The gunmen entered the Bacha Khan University in Charsadda district of the province, some 50 kms southwest of Peshawar, and opened fire on students and teachers in classrooms and hostels, media reports said.
Multiple blasts and heavy gunfire were heard from inside the university campus.
Pakistan Tehrik-e-Insaf Party leader and provincial lawmaker Shaukat Yousafzai said that 25 people, including a professor, were killed and around 50 others injured in the terrorist attack on the university this morning.
Details were still scanty, with claims on the number of deaths running from 15 to 60.
The Pakistan military said four of the attackers have been killed.
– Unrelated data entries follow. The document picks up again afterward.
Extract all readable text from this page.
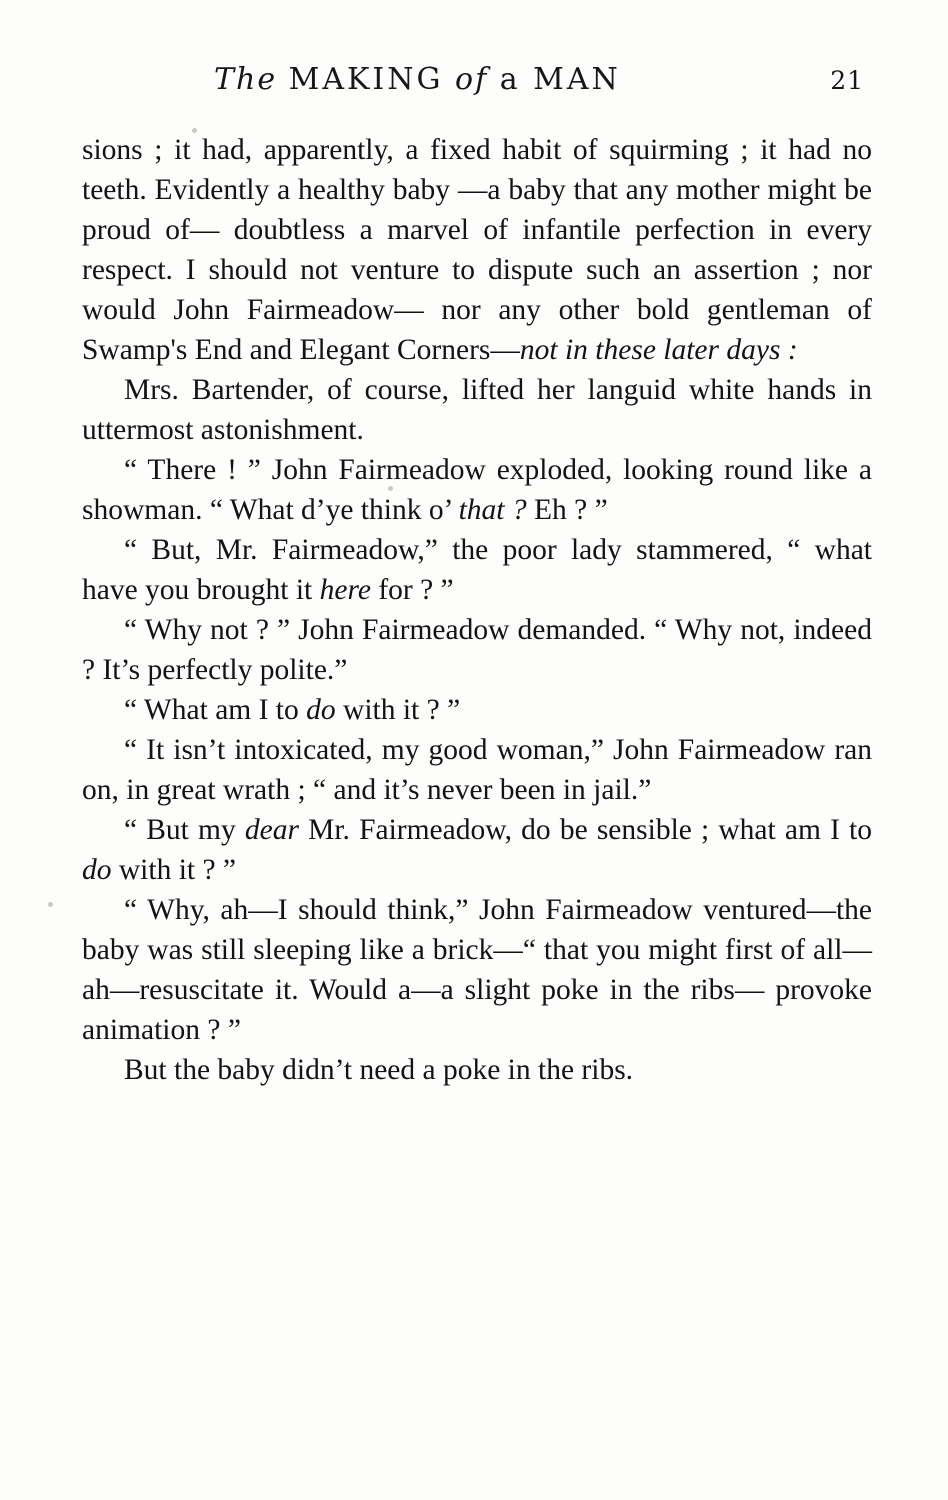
The MAKING of a MAN	21

sions ; it had, apparently, a fixed habit of squirming ; it had no teeth. Evidently a healthy baby —a baby that any mother might be proud of— doubtless a marvel of infantile perfection in every respect. I should not venture to dispute such an assertion ; nor would John Fairmeadow— nor any other bold gentleman of Swamp's End and Elegant Corners—not in these later days :

Mrs. Bartender, of course, lifted her languid white hands in uttermost astonishment.

“ There ! ” John Fairmeadow exploded, looking round like a showman. “ What d’ye think o’ that ? Eh ? ”

“ But, Mr. Fairmeadow,” the poor lady stammered, “ what have you brought it here for ? ”

“ Why not ? ” John Fairmeadow demanded. “ Why not, indeed ? It’s perfectly polite.”

“ What am I to do with it ? ”

“ It isn’t intoxicated, my good woman,” John Fairmeadow ran on, in great wrath ; “ and it’s never been in jail.”

“ But my dear Mr. Fairmeadow, do be sensible ; what am I to do with it ? ”

“ Why, ah—I should think,” John Fairmeadow ventured—the baby was still sleeping like a brick—“ that you might first of all—ah—resuscitate it. Would a—a slight poke in the ribs— provoke animation ? ”

But the baby didn’t need a poke in the ribs.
Emergency has been declared at all hospitals, and schools have been closed in the area. Security personnel and army troops are carrying out an operation in the area.
The attack comes a little over a year after Taliban gunmen stormed Army Public School in December 2014 and slaughtered more than 150 people, most of them children, in an hours-long siege.
The university, in Charsadda, near the border with Afghanistan, is less than 40 kilometers (25 miles) from the Army Public School.
Pakistan Prime Minister Nawaz Sharif condemned the attack and said sacrifices won't go in vain. "Those who kill innocent students and civilians have no religion," he said.
According to the Express Tribune, the Tehreek-e-Taliban Pakistan (TTP) has claimed responsibility for the attack. TTP commander Omar Mansoor said that the attack was carried out by four attackers.